Here let me note the transformative deviation between words, images and sounds by making a link between the ancient-medieval Japan, Greece and Rome. Larva literally meant ‘ghost’ in the medieval Latin, denoting a disembodied spirit or ghost. The Greek word psyche meant both ‘soul’ and ‘pupa’ in the ancient time. It deviated into the Latin word anima, which indicates the spiritual emergence in a hollow. And from this anima, the Latin word imago, which means both image and adult insects, originates. In the ancient time of Japan, there was a sacred bell, worn by Shasrman, called Sanagi, which contained a hollow (utsu, also meaning empty) to mediate transferring of ‘what is to come’ (spirits, gods or unknown information). The world sanagi also means even today, ‘pupa’ in Japan. I found it fascinating how these words are themselves metamorphosing between images and sounds while they indicate such phenomena that prompts multi-modal transferring from one to another.

At this point of residency, I have not seen any bogong moths in real (and likely I will not see them as the timing is a little earlier than their migration season). Yet I have seen the signs of their coming in shadows of trees and in contours of mountains. I have witnessed the boundless sea of the mountains which showed an image of the crowd of moths nearing to me. They have been captured to be audio-visual materials with which I can now start working, and joining images and sounds together. I hope that something will emerge from them, like how imago would fly out quietly. I also expect that in the process of making artwork, my body would embody a life again while it will be metamorphosed into… something perhaps I cannot know at this point yet.
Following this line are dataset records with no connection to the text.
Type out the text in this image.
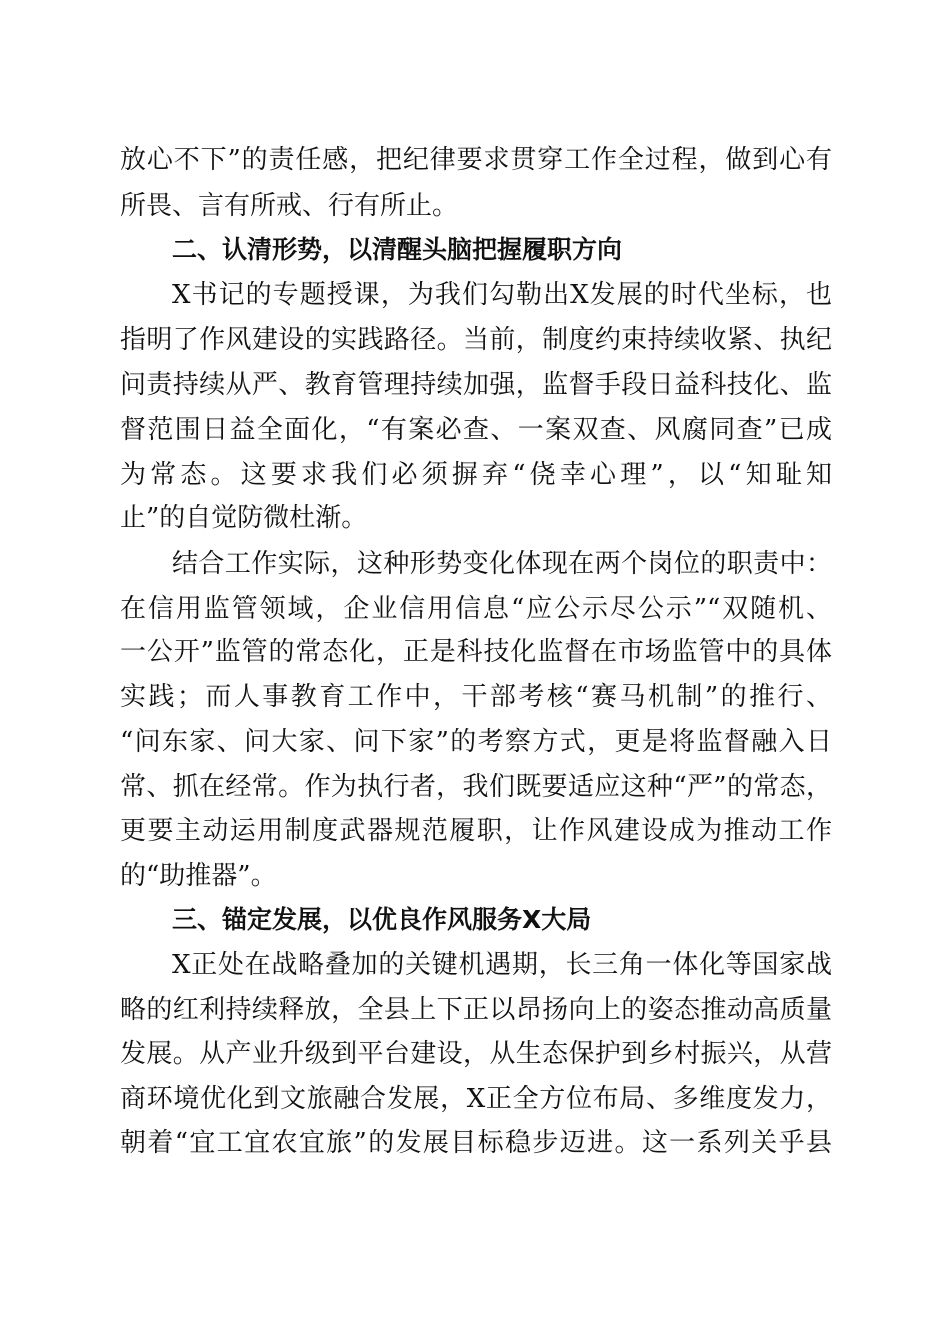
放心不下”的责任感，把纪律要求贯穿工作全过程，做到心有
所畏、言有所戒、行有所止。
二、认清形势，以清醒头脑把握履职方向
X书记的专题授课，为我们勾勒出X发展的时代坐标，也
指明了作风建设的实践路径。当前，制度约束持续收紧、执纪
问责持续从严、教育管理持续加强，监督手段日益科技化、监
督范围日益全面化，“有案必查、一案双查、风腐同查”已成
为常态。这要求我们必须摒弃“侥幸心理”，以“知耻知
止”的自觉防微杜渐。
结合工作实际，这种形势变化体现在两个岗位的职责中：
在信用监管领域，企业信用信息“应公示尽公示”“双随机、
一公开”监管的常态化，正是科技化监督在市场监管中的具体
实践；而人事教育工作中，干部考核“赛马机制”的推行、
“问东家、问大家、问下家”的考察方式，更是将监督融入日
常、抓在经常。作为执行者，我们既要适应这种“严”的常态，
更要主动运用制度武器规范履职，让作风建设成为推动工作
的“助推器”。
三、锚定发展，以优良作风服务X大局
X正处在战略叠加的关键机遇期，长三角一体化等国家战
略的红利持续释放，全县上下正以昂扬向上的姿态推动高质量
发展。从产业升级到平台建设，从生态保护到乡村振兴，从营
商环境优化到文旅融合发展，X正全方位布局、多维度发力，
朝着“宜工宜农宜旅”的发展目标稳步迈进。这一系列关乎县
Speaking of my body, this morning it felt emptier than yesterday, almost like being an ecdysis. My soul floated and drifted, bit like a worried fire, looking for somewhere to land. Since all the footages and sound recordings are still digitally stored inside of the hard disk, my soul, instead, temporarily dwelled in the pieces of granite, leaves, barks and stones that I have collected since I started the residency. They are most simple fragments of natural life, which not only reminds us the beauty and the wonder of the world, but actually embodies and holds them. I thought that feeling emptied never be easy but worthwhile if it saves for the life’s metamorphosis and the art’s transformation, for embodying the world that is beautiful and wonderful.

Soon after, I received a message from the hermit lady who wrote in recalling our walk that “how wonderful our world is when we allow nature to exist alongside us”. So I replied, “It is so true that the wonder of the world is in the nature with us.” I then pondered with thoughts: if ‘what animates the world’ would distinguish us and nature, especially in the context of this land whose original people obtain quite different and distinct words, images and sounds. I have just began to learn the indigenous culture here but I hope to be able to touch on it in my next blog entry.

For now, I shall close this entry by introducing the lyrics of the song, Path of the wind, from our favorite film, Totoro. The relics is by Hayao Miyazaki who, the director of the film, who has insistingly expressed and claimed ‘co-living’ between human and nature for the last 40 years. To me, the music carries a sense of romantic wonder, a sense of awe with spirits in nature, and a sense of care and love for others. And I would like to think that all of these sensitivities form the base of ‘human-nature’.

風の通り道
Path of the wind
(music: Joe Hisaishi & lyrics: Hayao Miyazaki)

森の奥で生まれた風が 原っぱにひとり立つ楡の木
フワリかすりやって来た あれは風のとおり道
The wind born in the depths of a forest
softly came skirting an elm tree
standing alone in the filed
That is the the path of the wind

森の奥で生まれた風が 見えない手さしのべて麦の穂
フワリかすめあたなの髪を 揺らして通り過ぎていく
The wind born in the depths of a forest
held out its invisible hand
softly skirting barley
and passed by your hair

はるかな地 旅行く風 道しるべ
ひとり行く あなたに贈る髪の飾り
The wind on a journey to the boundless land is a guide post
or a hair ornament for you walking alone.